In her exhibition “I’m here to entertain you, but only during my shift,” artist Joiri Minaya continues her “Containers” series, which looks at the female subject in relation to tropical landscapes. Curated by Corrine Y. Gordon, the installation is on view at Camera Club of New York’s Baxter St venue through September 30.
Fueled by her own experiences growing up in the Dominican Republic, Minaya made a Google search of “Dominican Women” in 2015. Noticing the repetition of specific poses in correlation with the search, the artist came to the idea for “Containers,” a unique portrait series capturing women in landscape environments that have been altered by a man. Minaya’s models are posed to mimic the plants, wearing head-to-toe bodysuits customized to look like tropical flora, drawing connections between the ways nature and femininity have both been exoticized, tamed, and idealized throughout time.
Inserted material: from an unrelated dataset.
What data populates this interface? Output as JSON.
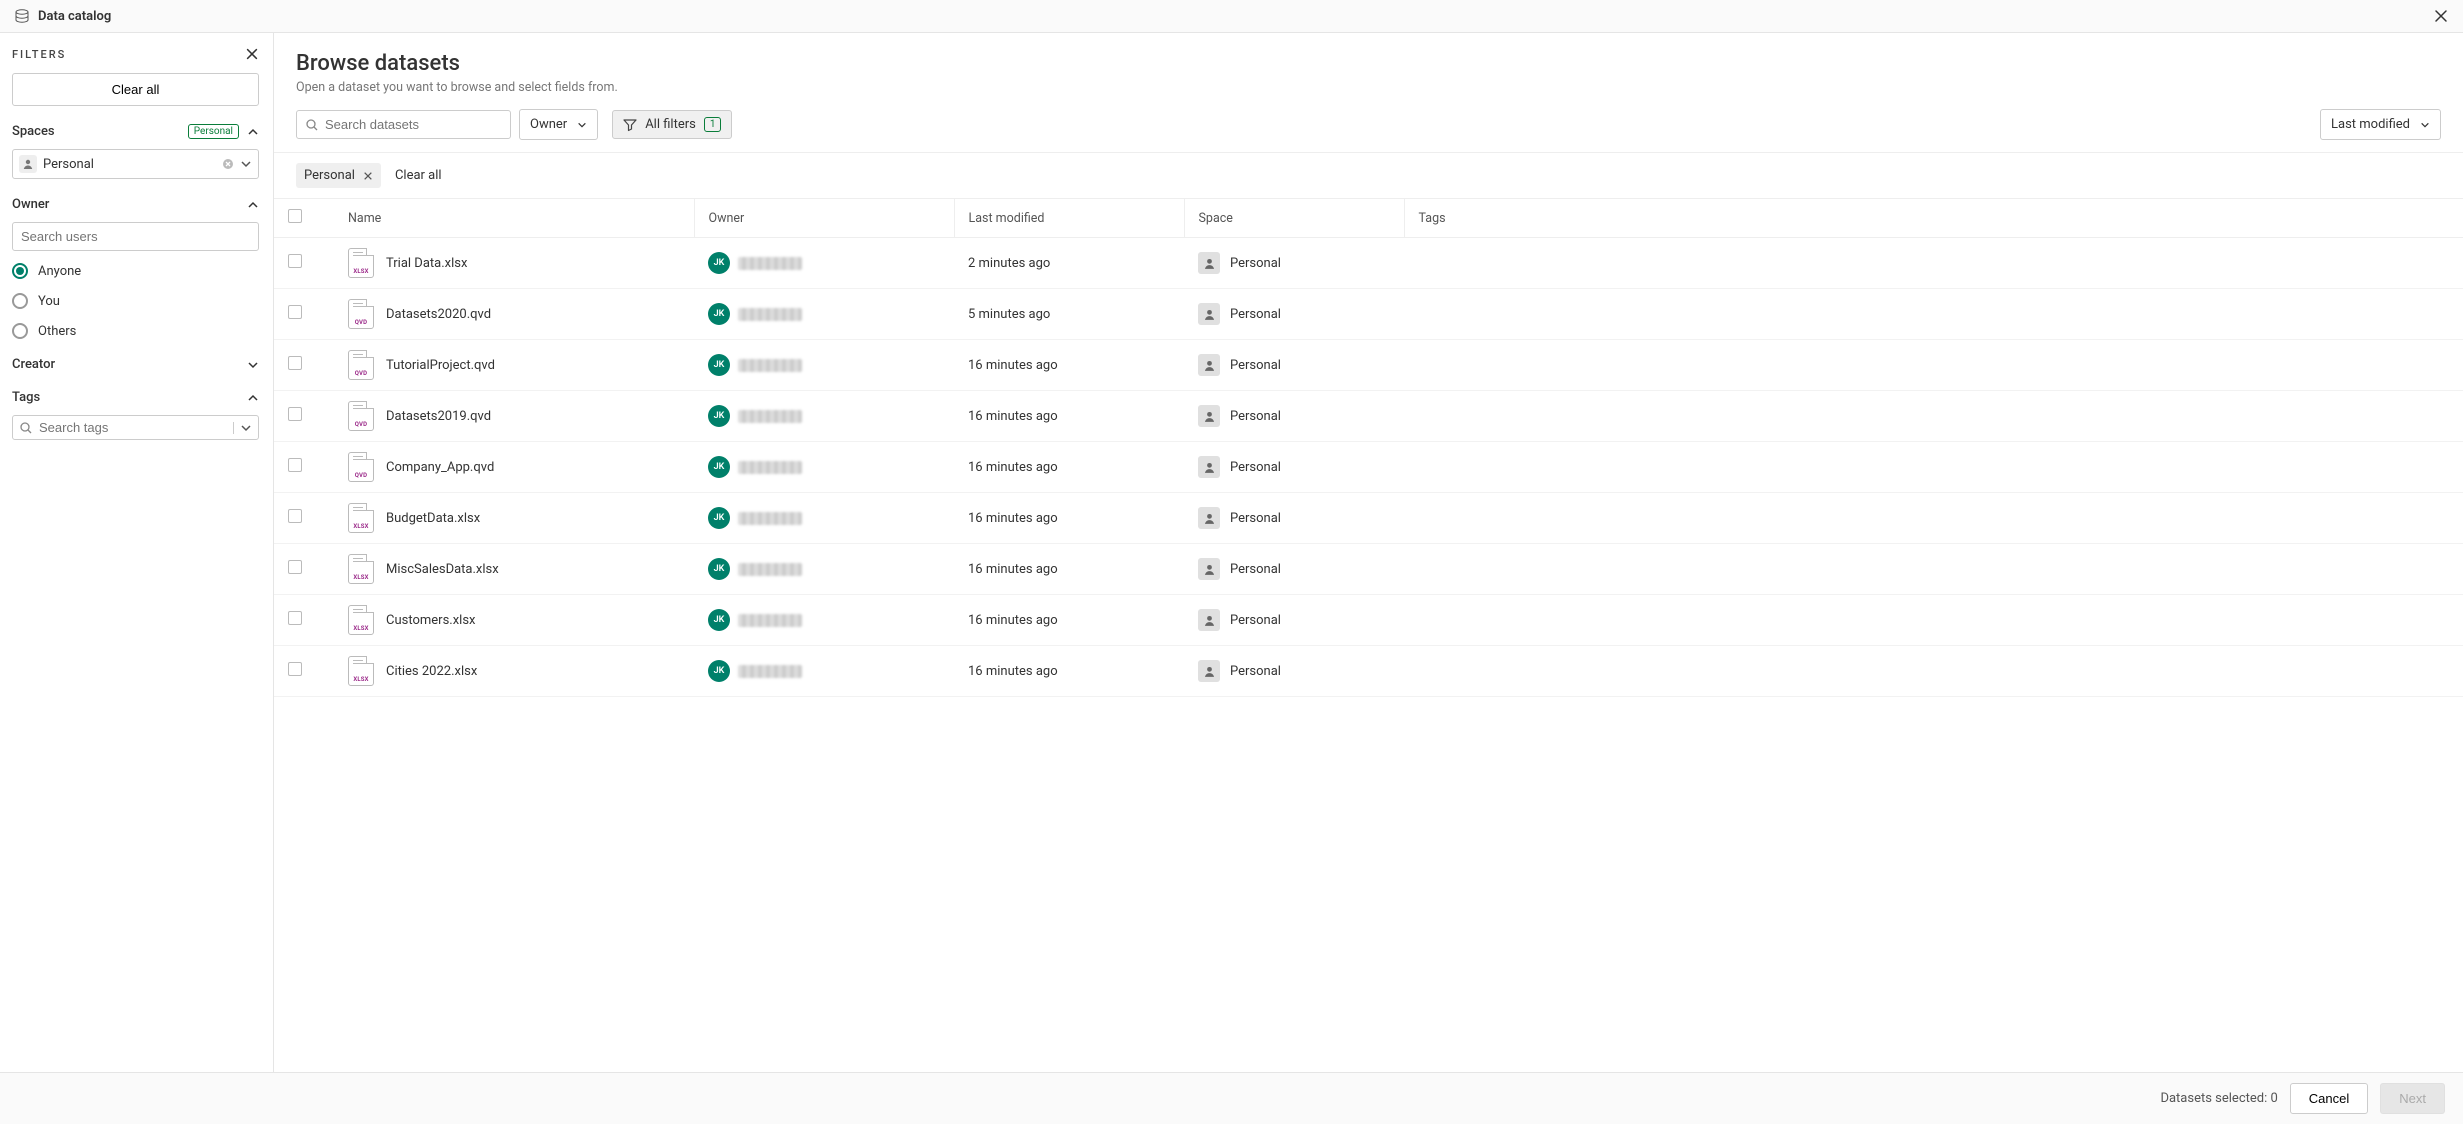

“I’m here to entertain you, but only during my shift” moves beyond photography to include video, text, and for the first time, collage. The show has been named from a line in one of Minaya’s original scripts, written during the formative process for the exhibition, highlighting the audience’s role as an active viewer while the subjects take on the role of performer.
The show includes works installed atop coordinating wallpapers, like Body of Water, where the camouflaged subject in the ocean appears to be a floating object instead of a person; Ayoowiri / Girl with poinciana flowers, a collage in which the subject is partially cropped out of her own figure; and the bikini-clad woman whose face and body have been replaced with a tropical print, Woman-landscape (On opacity) #4.